Friday, January 23, 2009

The Thinking Woman's Guide to a Better Birth

The Thinking Woman's Guide to a Better Birth The Thinking Woman's Guide to a Better Birth by Henci Goer


My review


rating: 5 of 5 stars
This book is incredibly informative and helpful. The author is openly biased towards natural child birth, but she supports her case with unbiased and meticulous research (which she documents and references thoroughly).

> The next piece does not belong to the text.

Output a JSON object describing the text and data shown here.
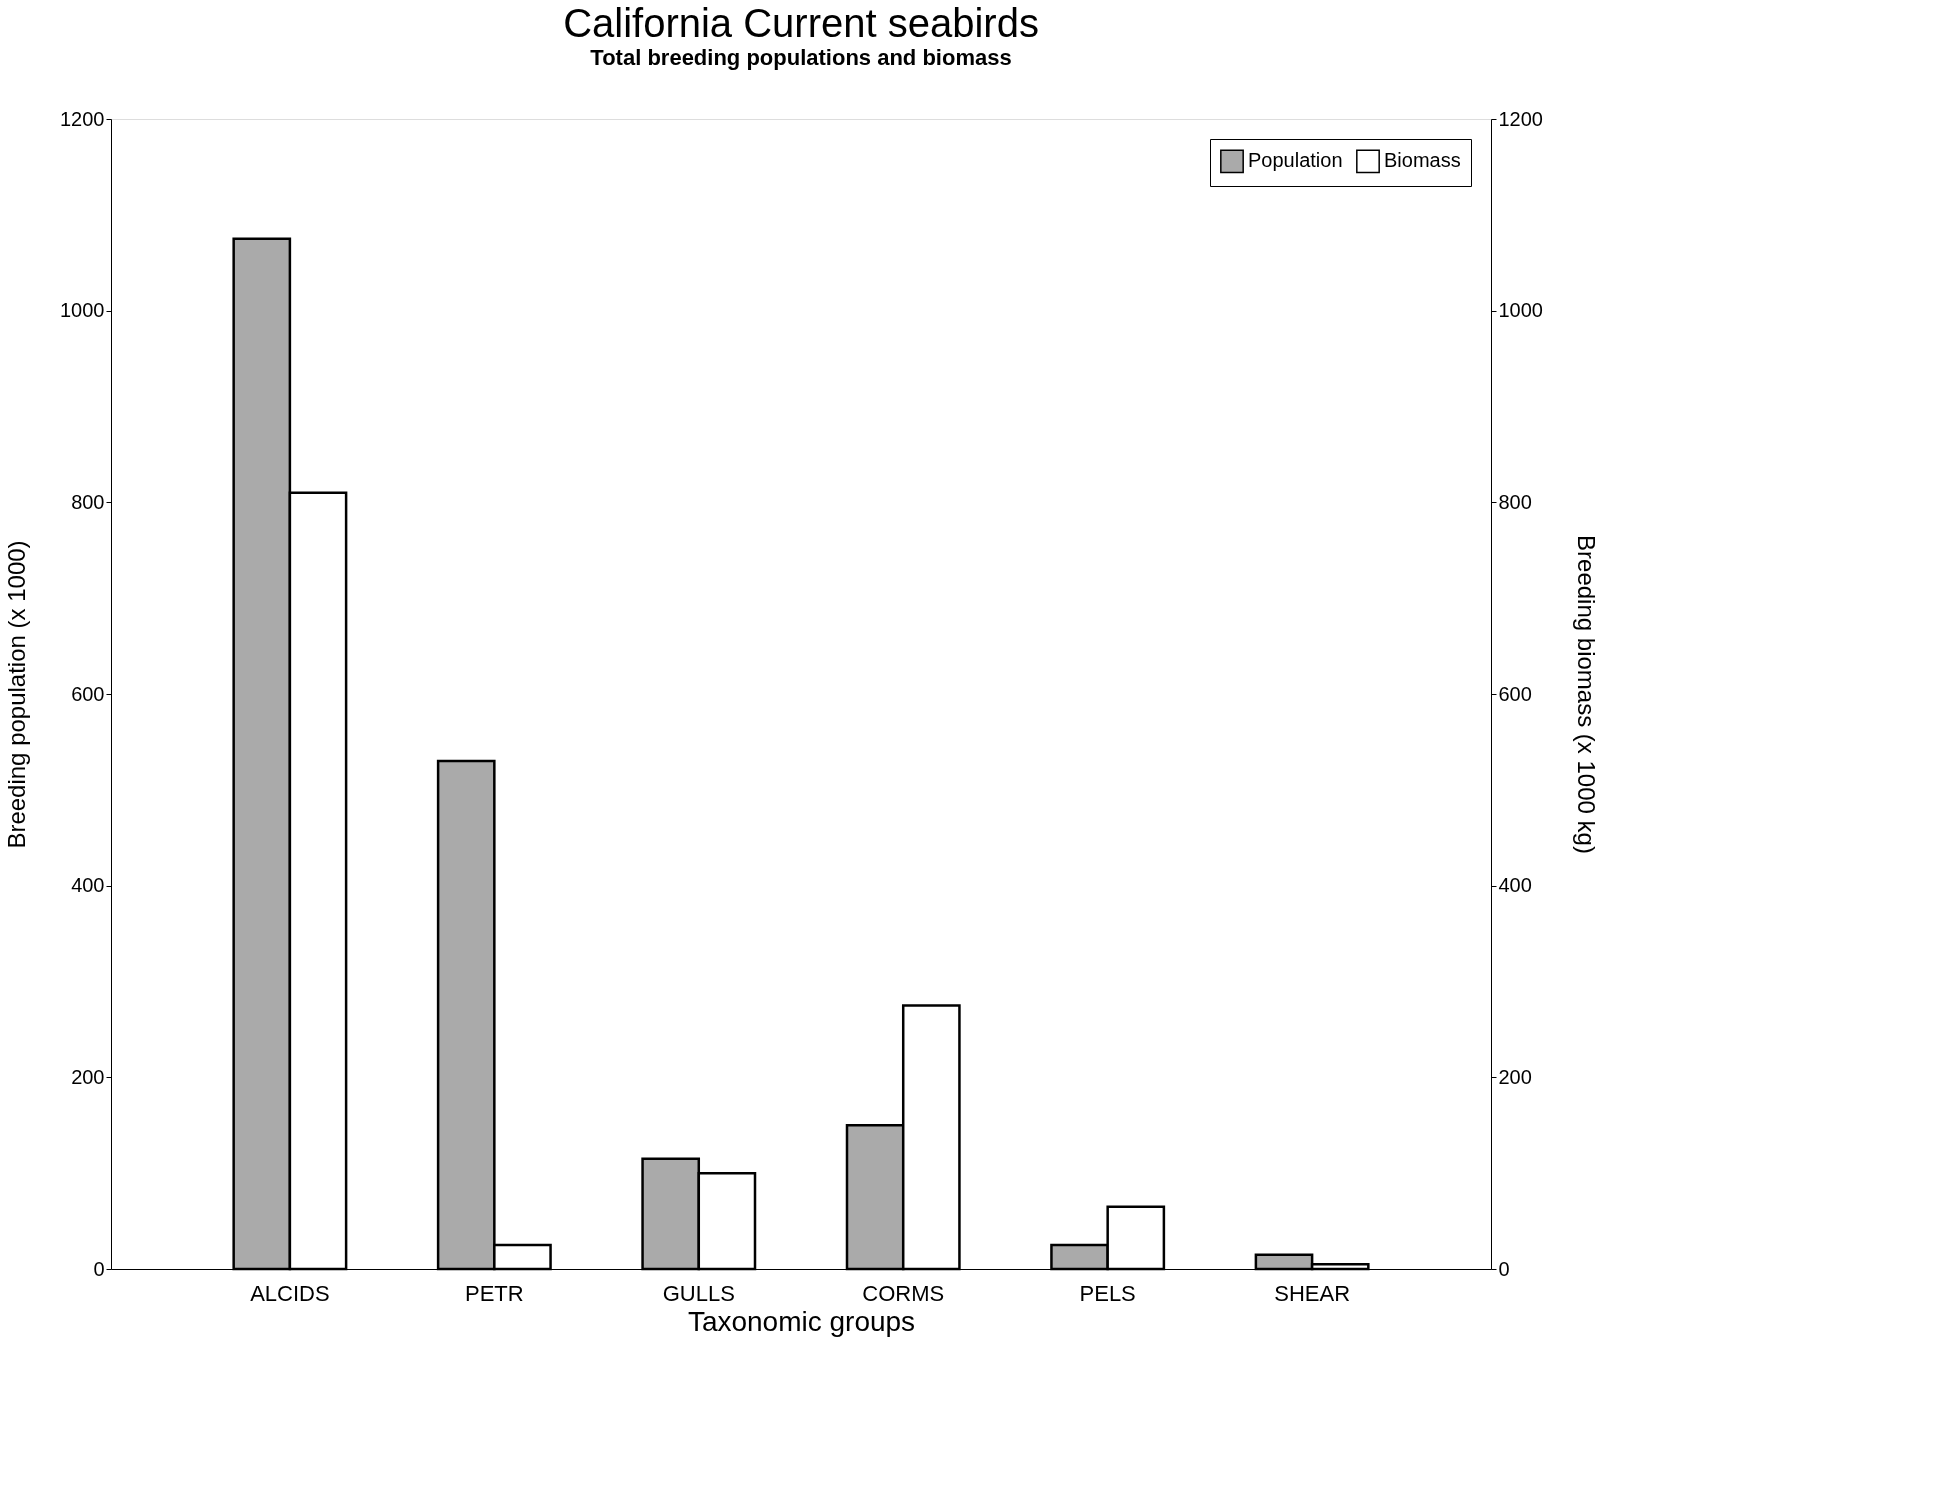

I believe every woman who is pregnant or might someday become pregnant should read this book. Too often in our culture we accept the current obstetrical practices without informing ourselves of the benefits AND the risks, as documented by evidence-based research. This book can help solve that problem.



Most American women choose obstetrical, hospital-based births. That decision is based on cultural beliefs that are not based on evidence-backed facts. Obstetricians and hospitals are incredibly valuable for high-risk pregnancies and labors and for emergency complications that arise. Obstetricians are highly trained surgeons who deal with pathology and view labor and delivery from a medical, high-tech, interventionist perspective.



Yet it remains fact that most women are healthy, most pregnancies are low-risk, and most women would labor better and have fewer complications if they were allowed to labor naturally, with minimal or no intervention.



I'm all for informed consent, and this book helps women become informed. Most women are not informed about the risks of obstetrical intervention, they only know they're afraid of pain and want it to be taken away if possible. That choice is fine, as long as the woman is fully aware of the risks involved so that she can evaluate her own cost-benefit ratio.



It is written in a helpful format so that you can jump around to the topics that interest you, be it epidural, cesarean, breech birth, hospital vs. out-of-hospital birth, induction or augmentation of labor, obstetrical model of care vs. midwifery model of care, etc. If you are contemplating a natural child birth, this book will give you the information you need to commit to, defend, and succeed in your decision.


View all my reviews.

2 comments:

Just what is a Clair? said...

I haven't read this one yet, but as a homebirthin' Momma I am all about the good books! Thanks for sharing! In my research, and own personal experience(I have had a homebirth and a hospital birth) I have found that homebirth is a way safer way to have a normal birth than in the hospital, for Momma and the baby.

Lissa said...

I had my baby at the hospital and it's a good thing too. I had a completely normal pregnancy and had no reason to expect that I would have problems with the delivery. My labor progressed so quickly, however, that my baby was in distress. She was delivered safely, but didn't start breathing on her own. I was grateful that she was being monitored and that every benefit of the modern world was at her fingertips if it had been necessary.